Father Andrew spoke about fasting in his homily today, and his words are worth taking to heart. Fasting as a spiritual exercise and good work for those devoted to God is an ancient and honorable practice, not to obligate God in any way but as part of working out our salvation and devotion to God. One of the Homilies of the English Reformation says this about good works and fasting in particular: “The life which we live in this world, good Christian people, is of the free benefit of God lent us, yet not to use it at our pleasure after our own fleshly will, but to trade over the same in those works which are beseeming them that are become new creatures in Christ. These works the Apostle calleth good works, saying, We are God’s workmanship, created in Christ Jesu to good works, which God hath ordained that we should walk in them” (Eph 2:10)
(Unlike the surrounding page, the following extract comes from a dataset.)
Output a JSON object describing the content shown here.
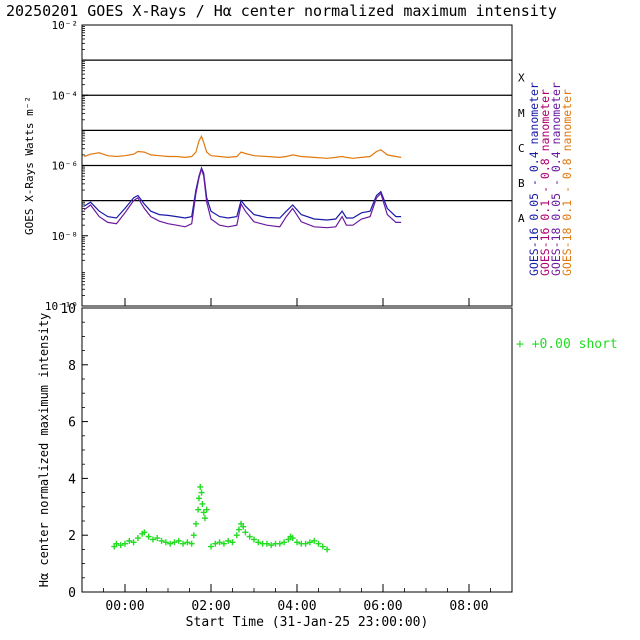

The Homily goes on to say,
“Grace,” saith St. Augustine “belongeth to God, who doth call us: and then hath he good works, whosoever received grace. Good works then bring not forth grace, but are brought forth by grace. The wheel,” saith he, “turneth round, not to the end that it may be made round; but, because it is first made round, therefore it turneth round. So no man doeth good works, to receive grace by his good works; but, because he hath first received grace, therefore consequently he doeth good works.” And in another place he saith: “Good works go not before in him which shall afterward be justified; but good works do follow after, when a man is first justified.” St. Paul therefore teacheth that we must do good works for divers respects: first, to shew ourselves obedient children unto our heavenly Father, who hath ordained them, that we should walk in them; secondly, for that they are good declarations and testimonies of our justification; thirdly, that others, seeing our good works, may the rather by them be stirred up and excited to glorify our Father which is in heaven.
So fasting is not about making a show or losing weight, though some practical benefits may result. It is about bringing us closer to God and showing forth our faith in him. Jesus assumed those of us who follow him would fast, but he had this to say about it, too: “And when you fast, do not look gloomy like the hypocrites, for they disfigure their faces that their fasting may be seen by others. Truly, I say to you, they have received their reward. (Matt 6:16, ESV). See also the Book of Common Prayer at page li for a table and guidance about fasting.
I’ve been slack in this discipline and hereby resolve to up my game. Will you join me?